The benchmark 10 year bond, the 7.17% 2028 bond, saw yields fall by 6bps to close at 7.89%. The benchmark 5 year bond, the 7.37% 2023 bond saw yields fall by 5 bps to close at 8.00% and the 6.68% 2031 bond saw yields fall by 5 bps to close at 8.07%.  The long bond, the 7.06% 2046 bond, saw yields close flat week on week. Government bond yields will steady at higher levels.

The OIS market saw 5 year OIS yields closing 3 bps up week on week at levels of 7.27%. The one year OIS yield closed up by 2 bps at 6.86%. OIS yield curve will flatten going forward on rate hike expectations being built into one year OIS yields.

System liquidity as measured by bids for Repo, Reverse Repo, Term Repo and Term Reverse Repo in the LAF (Liquidity Adjustment Facility) auctions of the RBI and drawdown from Standing Facility (MSF or Marginal Standing Facility) and MSS/CMB bond issuance was in surplus of Rs 623 billion as of 15th June 2018. Liquidity was in surplus of Rs 967 billion as of 8th June 2018. Liquidity will tighten on advance tax outflows in mid June.

 

FIIs Are Allowed to Invest in T-bills and Short Term Corporate Bonds

RBI has relaxed Foreign Portfolio Investors Debt investments regulation. FIIs are allowed to invest in Central Government securities, including Treasury Bills, and State Development Loans (SDLs) without any minimum residual maturity requirement with 20% upper limit of total investments.Investments in corporate bonds with minimum residual maturity limit has been brought down from three years to one year.  Concentration limits, Long-term FPIs at 15% of prevailing investment limit for that category, for other FPIs at 10% of prevailing investment limit for that category.FPIs are not allowed to invest in partly paid instruments. Given the depreciating INR, RBI is encouraging FPIs to buy short maturity bonds to bring in flows. Since April 2018, FIIs sold USD 5.13 billion INRBONDS.

·        As on 15th June, FII debt utilisation status stood at 71.02% of total limits, 63 bps lower against the previous week. FII investment position was at Rs 4222 billion in INR debt. FII investment position stands at Rs 2194 billion in gilt securities that also includes investment in Interest Rate Futures and at Rs 2028 billion in corporate bonds.

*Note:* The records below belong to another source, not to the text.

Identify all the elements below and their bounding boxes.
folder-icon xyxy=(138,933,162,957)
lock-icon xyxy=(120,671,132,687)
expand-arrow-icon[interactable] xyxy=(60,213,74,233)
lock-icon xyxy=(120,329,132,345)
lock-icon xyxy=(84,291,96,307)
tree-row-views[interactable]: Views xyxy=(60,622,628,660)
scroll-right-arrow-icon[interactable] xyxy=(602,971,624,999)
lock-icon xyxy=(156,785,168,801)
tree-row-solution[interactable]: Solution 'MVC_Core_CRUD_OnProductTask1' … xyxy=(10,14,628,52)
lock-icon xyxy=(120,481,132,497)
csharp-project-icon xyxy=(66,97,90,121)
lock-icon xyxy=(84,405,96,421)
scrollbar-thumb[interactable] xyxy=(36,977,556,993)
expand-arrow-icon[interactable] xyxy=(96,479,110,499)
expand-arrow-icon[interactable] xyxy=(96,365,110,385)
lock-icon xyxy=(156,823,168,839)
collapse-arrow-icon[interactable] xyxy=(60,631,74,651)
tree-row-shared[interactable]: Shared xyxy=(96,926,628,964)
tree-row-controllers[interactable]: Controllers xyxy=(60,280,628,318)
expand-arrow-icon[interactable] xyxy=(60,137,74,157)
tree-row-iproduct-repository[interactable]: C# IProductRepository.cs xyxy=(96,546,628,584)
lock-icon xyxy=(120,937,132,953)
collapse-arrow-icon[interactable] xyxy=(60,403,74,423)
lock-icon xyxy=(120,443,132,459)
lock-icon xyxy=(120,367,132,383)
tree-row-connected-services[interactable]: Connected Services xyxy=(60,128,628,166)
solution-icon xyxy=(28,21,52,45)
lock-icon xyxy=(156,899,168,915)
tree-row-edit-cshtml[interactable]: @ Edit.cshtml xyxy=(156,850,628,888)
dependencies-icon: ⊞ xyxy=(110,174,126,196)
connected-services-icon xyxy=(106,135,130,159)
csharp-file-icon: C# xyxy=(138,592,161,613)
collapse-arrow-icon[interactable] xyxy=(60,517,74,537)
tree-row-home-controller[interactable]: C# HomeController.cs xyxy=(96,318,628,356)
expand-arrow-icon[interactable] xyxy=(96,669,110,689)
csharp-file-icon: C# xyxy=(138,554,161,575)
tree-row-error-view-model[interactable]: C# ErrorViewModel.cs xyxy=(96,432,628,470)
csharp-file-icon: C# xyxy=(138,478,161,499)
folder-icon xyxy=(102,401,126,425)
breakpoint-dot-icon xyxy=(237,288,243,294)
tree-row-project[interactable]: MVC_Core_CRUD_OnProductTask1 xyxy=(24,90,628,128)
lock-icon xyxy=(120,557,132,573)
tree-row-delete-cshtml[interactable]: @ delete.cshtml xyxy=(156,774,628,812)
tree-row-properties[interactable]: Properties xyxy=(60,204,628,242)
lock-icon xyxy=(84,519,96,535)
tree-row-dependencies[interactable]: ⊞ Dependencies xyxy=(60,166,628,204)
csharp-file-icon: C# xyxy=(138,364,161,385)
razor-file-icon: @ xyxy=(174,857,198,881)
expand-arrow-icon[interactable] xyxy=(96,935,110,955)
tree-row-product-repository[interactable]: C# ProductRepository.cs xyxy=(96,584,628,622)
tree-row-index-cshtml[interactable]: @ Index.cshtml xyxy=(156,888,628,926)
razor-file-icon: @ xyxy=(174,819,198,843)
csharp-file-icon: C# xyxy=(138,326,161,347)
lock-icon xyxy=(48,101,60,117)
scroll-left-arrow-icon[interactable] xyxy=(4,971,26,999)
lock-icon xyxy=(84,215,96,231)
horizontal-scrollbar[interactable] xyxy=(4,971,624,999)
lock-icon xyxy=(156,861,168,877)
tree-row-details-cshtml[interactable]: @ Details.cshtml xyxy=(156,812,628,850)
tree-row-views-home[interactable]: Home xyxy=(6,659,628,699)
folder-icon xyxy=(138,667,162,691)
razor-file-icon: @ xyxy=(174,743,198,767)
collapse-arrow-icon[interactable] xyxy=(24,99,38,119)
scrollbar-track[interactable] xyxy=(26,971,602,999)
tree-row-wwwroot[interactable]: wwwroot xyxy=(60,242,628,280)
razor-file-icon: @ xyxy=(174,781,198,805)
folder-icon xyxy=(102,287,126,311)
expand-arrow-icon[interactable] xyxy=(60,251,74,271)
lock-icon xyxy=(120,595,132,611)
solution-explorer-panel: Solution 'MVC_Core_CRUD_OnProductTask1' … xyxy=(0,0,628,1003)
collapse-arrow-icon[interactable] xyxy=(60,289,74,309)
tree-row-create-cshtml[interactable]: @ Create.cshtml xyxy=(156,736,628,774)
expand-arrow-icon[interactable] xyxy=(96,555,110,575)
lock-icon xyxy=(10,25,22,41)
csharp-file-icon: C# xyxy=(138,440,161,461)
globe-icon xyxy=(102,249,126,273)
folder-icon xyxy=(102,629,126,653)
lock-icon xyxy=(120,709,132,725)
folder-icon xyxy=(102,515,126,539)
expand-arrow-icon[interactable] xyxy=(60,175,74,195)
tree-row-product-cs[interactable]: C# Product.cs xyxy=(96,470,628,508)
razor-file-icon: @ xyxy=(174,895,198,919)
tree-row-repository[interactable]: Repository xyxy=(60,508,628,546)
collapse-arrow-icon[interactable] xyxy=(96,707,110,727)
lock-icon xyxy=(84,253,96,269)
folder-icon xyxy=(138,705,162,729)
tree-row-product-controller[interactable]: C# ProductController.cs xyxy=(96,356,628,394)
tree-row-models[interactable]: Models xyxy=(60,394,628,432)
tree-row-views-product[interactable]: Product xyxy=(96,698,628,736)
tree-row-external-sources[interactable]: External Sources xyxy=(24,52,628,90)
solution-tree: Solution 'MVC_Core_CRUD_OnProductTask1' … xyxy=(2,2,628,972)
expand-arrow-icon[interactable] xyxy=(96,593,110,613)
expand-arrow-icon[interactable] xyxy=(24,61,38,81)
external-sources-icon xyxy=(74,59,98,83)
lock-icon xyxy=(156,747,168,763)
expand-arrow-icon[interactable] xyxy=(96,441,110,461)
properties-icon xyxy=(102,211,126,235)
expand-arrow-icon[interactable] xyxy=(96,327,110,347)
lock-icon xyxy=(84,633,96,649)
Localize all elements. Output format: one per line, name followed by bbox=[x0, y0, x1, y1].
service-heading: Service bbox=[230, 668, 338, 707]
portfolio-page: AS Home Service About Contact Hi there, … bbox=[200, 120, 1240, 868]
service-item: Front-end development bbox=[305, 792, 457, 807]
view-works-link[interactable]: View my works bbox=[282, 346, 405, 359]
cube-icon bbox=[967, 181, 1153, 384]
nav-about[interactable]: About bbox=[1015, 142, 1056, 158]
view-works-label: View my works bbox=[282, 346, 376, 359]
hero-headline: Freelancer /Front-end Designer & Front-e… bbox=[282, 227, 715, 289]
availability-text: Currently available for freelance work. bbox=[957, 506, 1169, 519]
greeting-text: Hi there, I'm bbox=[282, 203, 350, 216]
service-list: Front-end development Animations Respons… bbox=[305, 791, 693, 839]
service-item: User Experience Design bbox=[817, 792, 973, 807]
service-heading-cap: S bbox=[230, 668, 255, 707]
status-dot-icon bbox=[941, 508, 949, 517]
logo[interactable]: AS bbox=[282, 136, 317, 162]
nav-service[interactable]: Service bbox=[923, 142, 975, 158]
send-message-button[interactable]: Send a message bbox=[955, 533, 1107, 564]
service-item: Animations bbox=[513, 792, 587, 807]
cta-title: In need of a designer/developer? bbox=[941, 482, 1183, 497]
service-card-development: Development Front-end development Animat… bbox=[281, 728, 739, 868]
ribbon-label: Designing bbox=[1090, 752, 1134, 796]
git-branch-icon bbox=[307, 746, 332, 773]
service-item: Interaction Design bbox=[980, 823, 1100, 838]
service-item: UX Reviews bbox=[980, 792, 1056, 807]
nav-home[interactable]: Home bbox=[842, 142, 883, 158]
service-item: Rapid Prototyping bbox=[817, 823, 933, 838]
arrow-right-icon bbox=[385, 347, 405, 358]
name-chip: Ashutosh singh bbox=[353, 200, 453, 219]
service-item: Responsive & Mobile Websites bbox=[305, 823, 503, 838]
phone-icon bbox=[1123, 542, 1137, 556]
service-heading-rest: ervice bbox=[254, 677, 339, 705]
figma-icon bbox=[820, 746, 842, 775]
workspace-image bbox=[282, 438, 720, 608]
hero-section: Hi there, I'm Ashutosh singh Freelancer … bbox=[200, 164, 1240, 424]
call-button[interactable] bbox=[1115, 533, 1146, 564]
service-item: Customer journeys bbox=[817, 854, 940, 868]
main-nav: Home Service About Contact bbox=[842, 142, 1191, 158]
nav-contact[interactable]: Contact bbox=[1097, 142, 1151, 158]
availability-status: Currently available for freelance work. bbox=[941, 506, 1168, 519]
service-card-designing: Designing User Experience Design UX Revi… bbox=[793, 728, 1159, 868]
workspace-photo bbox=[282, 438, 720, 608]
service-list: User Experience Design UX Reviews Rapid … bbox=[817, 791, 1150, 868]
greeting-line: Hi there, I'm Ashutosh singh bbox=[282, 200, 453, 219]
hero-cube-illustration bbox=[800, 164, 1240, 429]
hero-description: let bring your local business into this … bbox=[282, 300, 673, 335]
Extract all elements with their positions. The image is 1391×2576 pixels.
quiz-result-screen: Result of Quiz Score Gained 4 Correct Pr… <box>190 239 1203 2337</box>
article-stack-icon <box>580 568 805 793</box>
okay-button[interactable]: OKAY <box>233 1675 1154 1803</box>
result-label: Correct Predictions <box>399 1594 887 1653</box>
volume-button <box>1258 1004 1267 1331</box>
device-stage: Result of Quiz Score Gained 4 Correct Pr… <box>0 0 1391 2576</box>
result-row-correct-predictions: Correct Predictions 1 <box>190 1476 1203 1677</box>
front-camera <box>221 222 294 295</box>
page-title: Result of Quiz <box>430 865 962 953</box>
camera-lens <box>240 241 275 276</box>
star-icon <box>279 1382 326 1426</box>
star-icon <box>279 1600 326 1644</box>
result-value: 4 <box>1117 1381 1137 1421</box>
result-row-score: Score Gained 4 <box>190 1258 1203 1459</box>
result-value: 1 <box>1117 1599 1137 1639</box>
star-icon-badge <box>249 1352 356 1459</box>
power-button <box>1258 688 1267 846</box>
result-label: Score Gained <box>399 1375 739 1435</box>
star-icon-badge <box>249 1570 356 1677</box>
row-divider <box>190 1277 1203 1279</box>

·        For the week ended 15th June, credit spreads fell. Three-year AAA corporate bonds were trading at levels of 8.65%, spreads were down 3 bps at 78 bps against previous week.

·        Five-year AAA corporate bonds were trading at levels of 8.75%. Spreads were at 59 bps, 3 bps lower against last week.

·        Ten-year AAA corporate bonds were trading at levels of 8.77% with spreads 5 bps lower at 73 bps.

·        Three months and twelve months PSU bank CDs were trading at 7.01% and 8.12% levels each at spreads of 51 bps and 107 bps respectively against T-bill yields.

·        Three months’ maturity Manufacturing and NBFC sector CPs were trading at 7.18% and 7.74% levels respectively. One-year maturity Manufacturing and NBFC sector CPs were trading at 8.35% and 8.55% levels respectively.

 

Weekly G-sec Curve Spread Analysis

·        The yield curve is distorted as the 10-year G-sec (7.17% 2028) yield is trading lower than 5-year G-sec yields.

·        Spread between 10-year G-sec and extreme long bond (6.62% 2051) fell sharply to 8 bps.

·        Extreme long-end bond yields largely remained untraded.

·        Off the run bond spreads with the 10-year G-sec were mixed last week. (Table 2)

·        On the 12th June 2018 auction, the spread between SDLs with 10-year G-sec came in at 65 bps.  5th June 2018 auction, the spread between SDLs  with 10-year G-sec was at 47 bps (Chart 1). SDL spreads has risen due to RBI removing the 25bps mark up over G-secs for banks SDL investments.